PALO ALTO — You forgive the mistakes because they play so hard. You forgive the sloppiness because they never let the bad things make them give up or give in. You forgive them the silly fouls and "Oh, no!" shots because of the "Oh, my!" rebounds from Sam Clancy and "Oh, yeah!" three-point baskets from David Bluthenthal and the "Oh, wow!" fireworks from freshman Errick Craven.
USC defeated Stanford, 77-58, Thursday night at Maples Pavilion. It was the worst home loss for the Cardinal in nine seasons. The Trojans didn't only beat the Cardinal, they took the heart out of the Cardinal. They forced surrender from a team that never gives up.
"The team that competed hardest won," Stanford Coach Mike Montgomery said. "The team that wanted it most won. They came in here, took it right at us. They were more physical, got after loose balls, really played well. This is a very good basketball team."
The Trojans played without point guard Brandon Granville for 13:32 in the first half and USC led Stanford, 31-30, at the break. The Trojans came out with a furious purpose in the second half, came out the aggressors, came out with an intensity even though Sam Clancy was called for his third foul with 59 seconds left in the first half.
Two seniors who should know better, Granville and Clancy, both had three fouls by halftime. Granville had gotten his third before some of the Maples Pavilion fans had found their seats. Granville and Casey Jacobsen tussled under Stanford's basket, a double bump, a double foul. Which was OK for Jacobsen because it was his first foul. Granville couldn't take that chance, but he did. He was called for his third.

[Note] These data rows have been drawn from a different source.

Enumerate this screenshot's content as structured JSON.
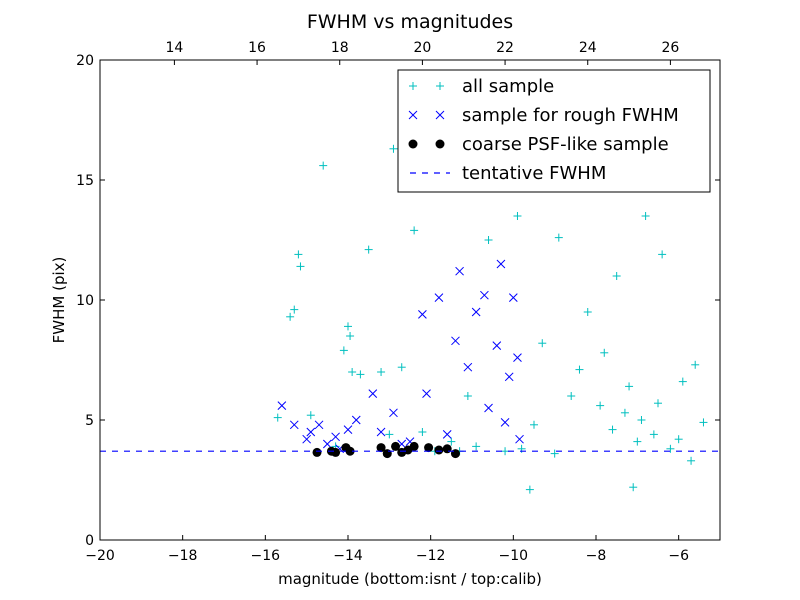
{
  "chart_data": {
    "type": "scatter",
    "title": "FWHM vs magnitudes",
    "xlabel": "magnitude (bottom:isnt / top:calib)",
    "ylabel": "FWHM (pix)",
    "xlim": [
      -20,
      -5
    ],
    "ylim": [
      0,
      20
    ],
    "x_ticks": [
      -20,
      -18,
      -16,
      -14,
      -12,
      -10,
      -8,
      -6
    ],
    "x_tick_labels": [
      "−20",
      "−18",
      "−16",
      "−14",
      "−12",
      "−10",
      "−8",
      "−6"
    ],
    "y_ticks": [
      0,
      5,
      10,
      15,
      20
    ],
    "y_tick_labels": [
      "0",
      "5",
      "10",
      "15",
      "20"
    ],
    "top_axis": {
      "offset_from_bottom": 32.2,
      "ticks": [
        14,
        16,
        18,
        20,
        22,
        24,
        26
      ],
      "tick_labels": [
        "14",
        "16",
        "18",
        "20",
        "22",
        "24",
        "26"
      ]
    },
    "legend_position": "top-right",
    "series": [
      {
        "name": "all sample",
        "marker": "+",
        "color": "#00bfbf",
        "points": [
          [
            -15.7,
            5.1
          ],
          [
            -15.4,
            9.3
          ],
          [
            -15.3,
            9.6
          ],
          [
            -15.2,
            11.9
          ],
          [
            -15.15,
            11.4
          ],
          [
            -14.9,
            5.2
          ],
          [
            -14.6,
            15.6
          ],
          [
            -14.3,
            3.9
          ],
          [
            -14.1,
            7.9
          ],
          [
            -14.0,
            8.9
          ],
          [
            -13.95,
            8.5
          ],
          [
            -13.9,
            7.0
          ],
          [
            -13.7,
            6.9
          ],
          [
            -13.5,
            12.1
          ],
          [
            -13.2,
            7.0
          ],
          [
            -13.0,
            4.4
          ],
          [
            -12.9,
            16.3
          ],
          [
            -12.7,
            7.2
          ],
          [
            -12.4,
            12.9
          ],
          [
            -12.2,
            4.5
          ],
          [
            -11.9,
            3.7
          ],
          [
            -11.6,
            17.4
          ],
          [
            -11.5,
            4.1
          ],
          [
            -11.3,
            3.7
          ],
          [
            -11.1,
            6.0
          ],
          [
            -10.9,
            3.9
          ],
          [
            -10.6,
            12.5
          ],
          [
            -10.4,
            18.9
          ],
          [
            -10.2,
            3.7
          ],
          [
            -9.9,
            13.5
          ],
          [
            -9.6,
            2.1
          ],
          [
            -9.8,
            3.8
          ],
          [
            -9.5,
            4.8
          ],
          [
            -9.3,
            8.2
          ],
          [
            -9.0,
            3.6
          ],
          [
            -8.9,
            12.6
          ],
          [
            -8.8,
            16.5
          ],
          [
            -8.6,
            6.0
          ],
          [
            -8.4,
            7.1
          ],
          [
            -8.2,
            9.5
          ],
          [
            -8.0,
            18.1
          ],
          [
            -7.9,
            5.6
          ],
          [
            -7.8,
            7.8
          ],
          [
            -7.6,
            4.6
          ],
          [
            -7.5,
            11.0
          ],
          [
            -7.3,
            5.3
          ],
          [
            -7.2,
            6.4
          ],
          [
            -7.1,
            2.2
          ],
          [
            -7.0,
            4.1
          ],
          [
            -6.9,
            5.0
          ],
          [
            -6.8,
            13.5
          ],
          [
            -6.6,
            4.4
          ],
          [
            -6.5,
            5.7
          ],
          [
            -6.4,
            11.9
          ],
          [
            -6.2,
            3.8
          ],
          [
            -6.0,
            4.2
          ],
          [
            -5.9,
            6.6
          ],
          [
            -5.7,
            3.3
          ],
          [
            -5.6,
            7.3
          ],
          [
            -5.4,
            4.9
          ]
        ]
      },
      {
        "name": "sample for rough FWHM",
        "marker": "x",
        "color": "#0000ff",
        "points": [
          [
            -15.6,
            5.6
          ],
          [
            -15.3,
            4.8
          ],
          [
            -15.0,
            4.2
          ],
          [
            -14.9,
            4.5
          ],
          [
            -14.7,
            4.8
          ],
          [
            -14.5,
            4.0
          ],
          [
            -14.3,
            4.3
          ],
          [
            -14.2,
            3.8
          ],
          [
            -14.0,
            4.6
          ],
          [
            -13.8,
            5.0
          ],
          [
            -13.4,
            6.1
          ],
          [
            -13.2,
            4.5
          ],
          [
            -12.9,
            5.3
          ],
          [
            -12.7,
            4.0
          ],
          [
            -12.5,
            4.1
          ],
          [
            -12.2,
            9.4
          ],
          [
            -12.1,
            6.1
          ],
          [
            -11.8,
            10.1
          ],
          [
            -11.6,
            4.4
          ],
          [
            -11.4,
            8.3
          ],
          [
            -11.3,
            11.2
          ],
          [
            -11.1,
            7.2
          ],
          [
            -10.9,
            9.5
          ],
          [
            -10.7,
            10.2
          ],
          [
            -10.6,
            5.5
          ],
          [
            -10.4,
            8.1
          ],
          [
            -10.3,
            11.5
          ],
          [
            -10.2,
            4.9
          ],
          [
            -10.1,
            6.8
          ],
          [
            -10.0,
            10.1
          ],
          [
            -9.9,
            7.6
          ],
          [
            -9.85,
            4.2
          ]
        ]
      },
      {
        "name": "coarse PSF-like sample",
        "marker": "o",
        "color": "#000000",
        "points": [
          [
            -14.75,
            3.65
          ],
          [
            -14.4,
            3.7
          ],
          [
            -14.3,
            3.65
          ],
          [
            -14.05,
            3.85
          ],
          [
            -13.95,
            3.7
          ],
          [
            -13.2,
            3.85
          ],
          [
            -13.05,
            3.6
          ],
          [
            -12.85,
            3.9
          ],
          [
            -12.7,
            3.65
          ],
          [
            -12.55,
            3.75
          ],
          [
            -12.4,
            3.9
          ],
          [
            -12.05,
            3.85
          ],
          [
            -11.8,
            3.75
          ],
          [
            -11.6,
            3.8
          ],
          [
            -11.4,
            3.6
          ]
        ]
      },
      {
        "name": "tentative FWHM",
        "marker": "dashed-line",
        "color": "#0000ff",
        "y": 3.7
      }
    ]
  }
}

But the Trojans didn't slow down. Clancy was grabbing every rebound. Freshman Rory O'Neil was growing up before our eyes, gaining confidence by the second, making jump shots and playing defense.
From eight points down, the Trojans rallied. They rallied and wouldn't back down, so who could be upset when Clancy tried to take a charge against Jacobsen and was called for his third foul just before halftime?
With his team having gone ahead and with the prospect of Granville back on the court, it might have been smart for Clancy to back off and let Jacobsen have his layup. But conceding something is not what Coach Henry Bibby expects from his players and it is not something any Trojan is willing to do.
It is the most dangerous characteristic of the Trojans, this stubborn insistence that full speed is the only speed.
Sometimes they play too hard, which isn't smart but is better than the alternative.
When Bluthenthal missed a three-point shot midway through the second half, Granville got the rebound. Little Granville, the man with three fouls. He made his way through the lane, under the basket and took away the offensive rebound while players like 7-foot Curtis Borchardt and 6-7 Teyo Johnson practically had to scratch their heads while trying to understand what had happened.
"I can't figure out why USC is ranked only 20th," said the man who runs the press room at Maples.
A good point, but it is only one of the conundrums of this team.
How did the Trojans go ahead of Stanford while their leader sat on the bench? How did the Trojans keep up the frenetic pace with a short bench after losing starting center Kostas Charissis because of a broken bone in his left ankle earlier this week?
How is it Bluthenthal never changes the expression on his face, not when his shot is wobbly and not when it is as precise as a computer-guided weapon? How is it Craven is never deterred by his mistakes and always propelled to the extravagant--the extravagant steal or dunk or one-handed rebound?
How is it O'Neil, who could pass for a high school freshman with his wide eyes and gawky walk, could provide a steady hand for the Trojans when Granville was watching? How is it the Trojans not only scuffled for every loose ball, but got nearly all of them? How is it the Trojans were always ready with a body when a Cardinal player thought he had a clear path to the basket?
Clancy said that he sees a blossoming confidence among teammates.
"We had it at the end of last year when we got on our run," Clancy said. "It's been slow coming this year. We've had to work the young guys in. But we have it now."
Whatever happens with USC at California on Saturday, the Trojans deserve to be ranked in the top 10 nationally. Stanford was ranked No. 10 and Montgomery suggested maybe USC and Stanford should trade places.
Right now the Trojans deserve to be considered for a No. 2 seeding in the NCAA tournament. Right now the Trojans have produced consecutive victories against two programs that have been the class of the Pacific 10 Conference for several seasons, Arizona and Stanford.
As usual, Bibby would give up none of his emotions.
"We came to win the basketball game," he said.
And maybe that's the secret. The Trojans didn't come here to keep a share of first place in the Pac-10, although they did. The Trojans didn't come here to polish a national reputation, although they did. They came to win a basketball game, and they did.